Though we did not observe any significant findings, there are plausible mechanisms explaining how adherence to a pro-inflammatory diet might contribute to the etiology of IBD. For instance, it is known that cytokines are directly involved in the development, expansion, and maintenance of UC34,35,36. Therefore, a pro-inflammatory diet resulting in increased cytokine production might be involved in UC pathogenesis. Considering the critical role of gut microbiota in the healthy intestine, a diet rich in food items with inflammatory properties may promote intestinal inflammation by altering gut microbiota composition37,38,39.
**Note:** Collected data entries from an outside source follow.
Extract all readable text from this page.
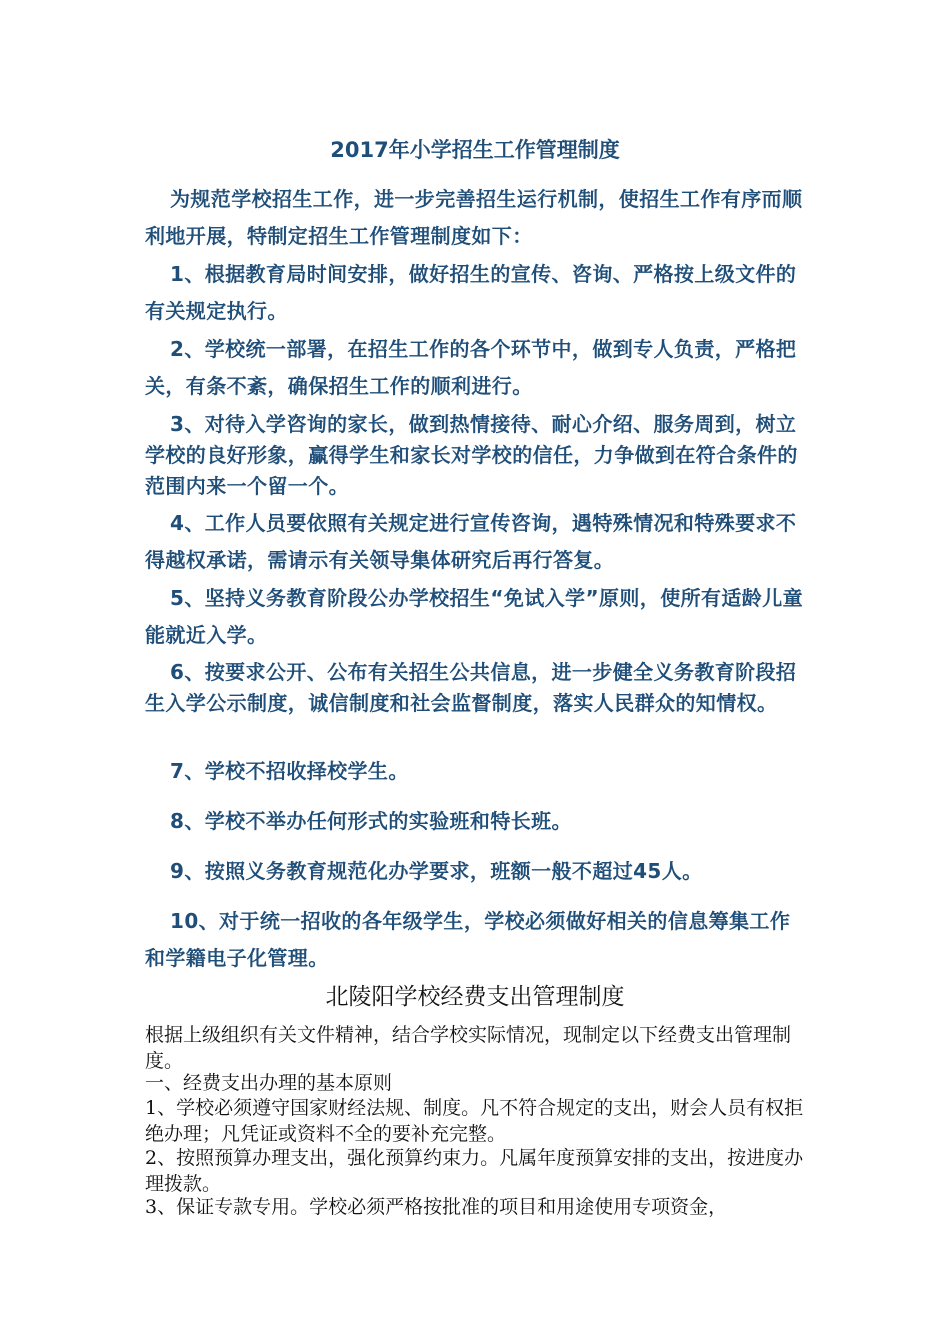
2017年小学招生工作管理制度
为规范学校招生工作，进一步完善招生运行机制，使招生工作有序而顺利地开展，特制定招生工作管理制度如下：
1、根据教育局时间安排，做好招生的宣传、咨询、严格按上级文件的有关规定执行。
2、学校统一部署，在招生工作的各个环节中，做到专人负责，严格把关，有条不紊，确保招生工作的顺利进行。
3、对待入学咨询的家长，做到热情接待、耐心介绍、服务周到，树立学校的良好形象，赢得学生和家长对学校的信任，力争做到在符合条件的范围内来一个留一个。
4、工作人员要依照有关规定进行宣传咨询，遇特殊情况和特殊要求不得越权承诺，需请示有关领导集体研究后再行答复。
5、坚持义务教育阶段公办学校招生“免试入学”原则，使所有适龄儿童能就近入学。
6、按要求公开、公布有关招生公共信息，进一步健全义务教育阶段招生入学公示制度，诚信制度和社会监督制度，落实人民群众的知情权。
7、学校不招收择校学生。
8、学校不举办任何形式的实验班和特长班。
9、按照义务教育规范化办学要求，班额一般不超过45人。
10、对于统一招收的各年级学生，学校必须做好相关的信息筹集工作和学籍电子化管理。
北陵阳学校经费支出管理制度
根据上级组织有关文件精神，结合学校实际情况，现制定以下经费支出管理制度。
一、经费支出办理的基本原则
1、学校必须遵守国家财经法规、制度。凡不符合规定的支出，财会人员有权拒绝办理；凡凭证或资料不全的要补充完整。
2、按照预算办理支出，强化预算约束力。凡属年度预算安排的支出，按进度办理拨款。
3、保证专款专用。学校必须严格按批准的项目和用途使用专项资金，
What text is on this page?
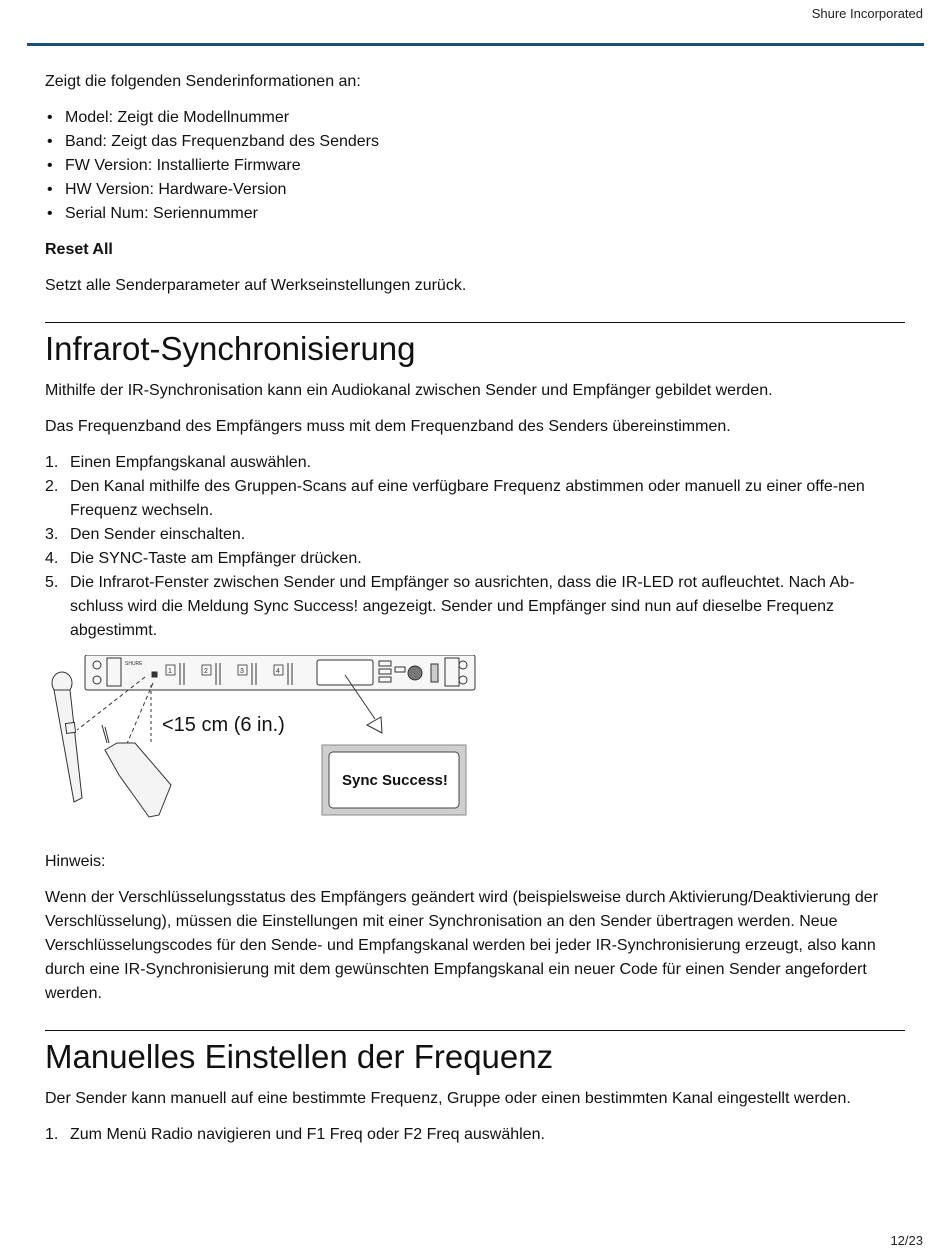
Shure Incorporated

Zeigt die folgenden Senderinformationen an:

• Model: Zeigt die Modellnummer
• Band: Zeigt das Frequenzband des Senders
• FW Version: Installierte Firmware
• HW Version: Hardware-Version
• Serial Num: Seriennummer
Reset All

Setzt alle Senderparameter auf Werkseinstellungen zurück.

Infrarot-Synchronisierung

Mithilfe der IR-Synchronisation kann ein Audiokanal zwischen Sender und Empfänger gebildet werden.

Das Frequenzband des Empfängers muss mit dem Frequenzband des Senders übereinstimmen.

1. Einen Empfangskanal auswählen.
2. Den Kanal mithilfe des Gruppen-Scans auf eine verfügbare Frequenz abstimmen oder manuell zu einer offe-nen Frequenz wechseln.
3. Den Sender einschalten.
4. Die SYNC-Taste am Empfänger drücken.
5. Die Infrarot-Fenster zwischen Sender und Empfänger so ausrichten, dass die IR-LED rot aufleuchtet. Nach Ab-schluss wird die Meldung Sync Success! angezeigt. Sender und Empfänger sind nun auf dieselbe Frequenz abgestimmt.
SHURE
1	2	3	4
<15 cm (6 in.)
Sync Success!

Hinweis:

Wenn der Verschlüsselungsstatus des Empfängers geändert wird (beispielsweise durch Aktivierung/Deaktivierung der Verschlüsselung), müssen die Einstellungen mit einer Synchronisation an den Sender übertragen werden. Neue Verschlüsselungscodes für den Sende- und Empfangskanal werden bei jeder IR-Synchronisierung erzeugt, also kann durch eine IR-Synchronisierung mit dem gewünschten Empfangskanal ein neuer Code für einen Sender angefordert werden.

Manuelles Einstellen der Frequenz

Der Sender kann manuell auf eine bestimmte Frequenz, Gruppe oder einen bestimmten Kanal eingestellt werden.

1. Zum Menü Radio navigieren und F1 Freq oder F2 Freq auswählen.
12/23
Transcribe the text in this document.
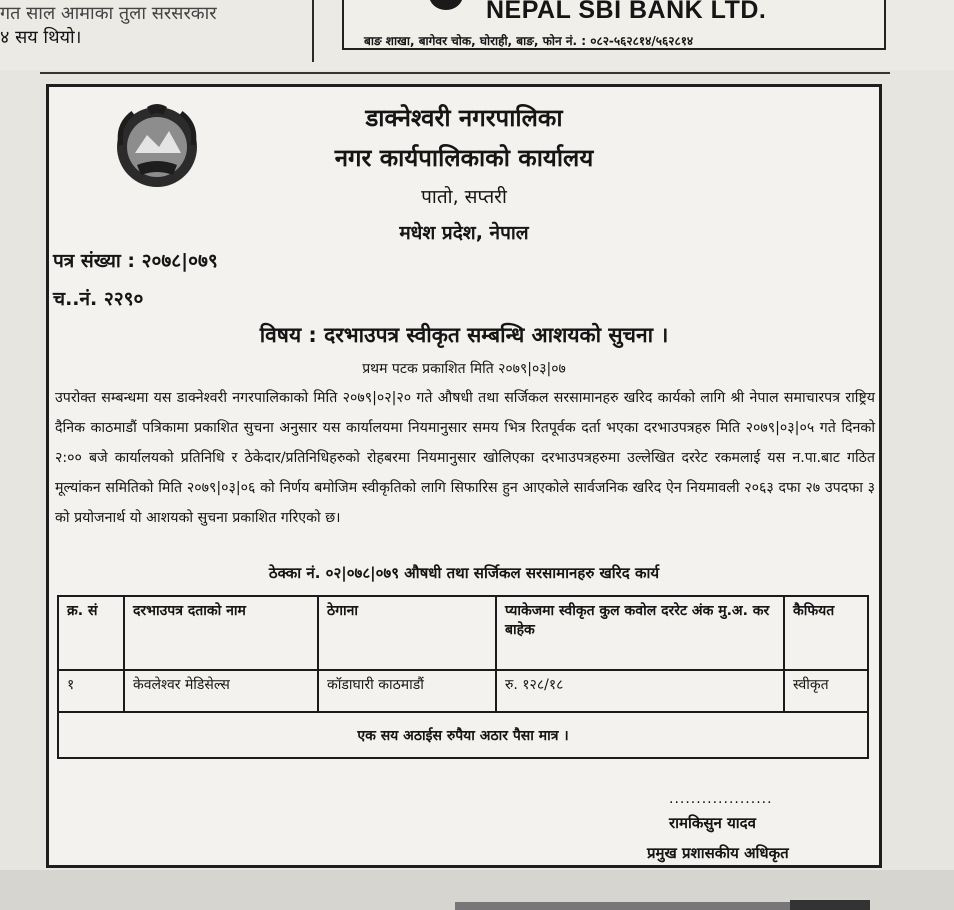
गत साल आमाका तुला सरसरकार
४ सय थियो।
NEPAL SBI BANK LTD.
बाङ शाखा, बागेवर चोक, घोराही, बाङ, फोन नं. : ०८२-५६२८१४/५६२८१४
डाक्नेश्वरी नगरपालिका
नगर कार्यपालिकाको कार्यालय
पातो, सप्तरी
मधेश प्रदेश, नेपाल
पत्र संख्या : २०७८|०७९
च..नं. २२९०
विषय : दरभाउपत्र स्वीकृत सम्बन्धि आशयको सुचना ।
प्रथम पटक प्रकाशित मिति २०७९|०३|०७
उपरोक्त सम्बन्धमा यस डाक्नेश्वरी नगरपालिकाको मिति २०७९|०२|२० गते औषधी तथा सर्जिकल सरसामानहरु खरिद कार्यको लागि श्री नेपाल समाचारपत्र राष्ट्रिय दैनिक काठमाडौं पत्रिकामा प्रकाशित सुचना अनुसार यस कार्यालयमा नियमानुसार समय भित्र रितपूर्वक दर्ता भएका दरभाउपत्रहरु मिति २०७९|०३|०५ गते दिनको २:०० बजे कार्यालयको प्रतिनिधि र ठेकेदार/प्रतिनिधिहरुको रोहबरमा नियमानुसार खोलिएका दरभाउपत्रहरुमा उल्लेखित दररेट रकमलाई यस न.पा.बाट गठित मूल्यांकन समितिको मिति २०७९|०३|०६ को निर्णय बमोजिम स्वीकृतिको लागि सिफारिस हुन आएकोले सार्वजनिक खरिद ऐन नियमावली २०६३ दफा २७ उपदफा ३ को प्रयोजनार्थ यो आशयको सुचना प्रकाशित गरिएको छ।
ठेक्का नं. ०२|०७८|०७९ औषधी तथा सर्जिकल सरसामानहरु खरिद कार्य
क्र. सं	दरभाउपत्र दताको नाम	ठेगाना	प्याकेजमा स्वीकृत कुल कवोल दररेट अंक मु.अ. कर बाहेक	कैफियत
१	केवलेश्वर मेडिसेल्स	कॉडाघारी काठमाडौं	रु. १२८/१८	स्वीकृत
एक सय अठाईस रुपैया अठार पैसा मात्र ।				
...................
रामकिसुन यादव
प्रमुख प्रशासकीय अधिकृत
Lack of finding any association in this study might be attributed to the nature of IBD. Interestingly, in several previous publications, investigators found diet and its components to be associated with CD risk and not UC40,41. It seems that diet is a more significant risk factor for CD than UC42, due to the more significant role of gut microbiome in CD pathogenesis and the ability of dietary components to modulate the composition of gut microbiota43. Lack of finding any association in regression models might also be due to lack of power, given the low number of study participants.

Our study has several strengths as well as limitations. Being among the first studies in this field, applying a validated FFQ for dietary assessment, and adjustment for several potential covariates are among the strengths. Moreover, in this study, we used a food-based index to determine the inflammatory potential of the diet, which can capture complex interactions within the whole diet. However, some limitations should be also noted. First, due to the case–control design of this study, we were not able to establish casualty. Second, recall and selection biases are common in case–control studies and might affect our findings. Third, despite adjustment for several potential covariates, the effect of residual confounders such as history of medication (e.g., non-steroidal anti-inflammatory drugs (NSAIDs)) intake cannot be ignored. Forth is the small sample size of the present study. Finally, the possibility of diet alteration in UC patients due to their condition should also be kept in mind.

In conclusion, we failed to observe any significant link between adherence to a pro-inflammatory diet, measured by FDIP, and odds of UC. Additional adjustments for several potential covariates did not change the result. Prospective cohort studies are needed to confirm these findings.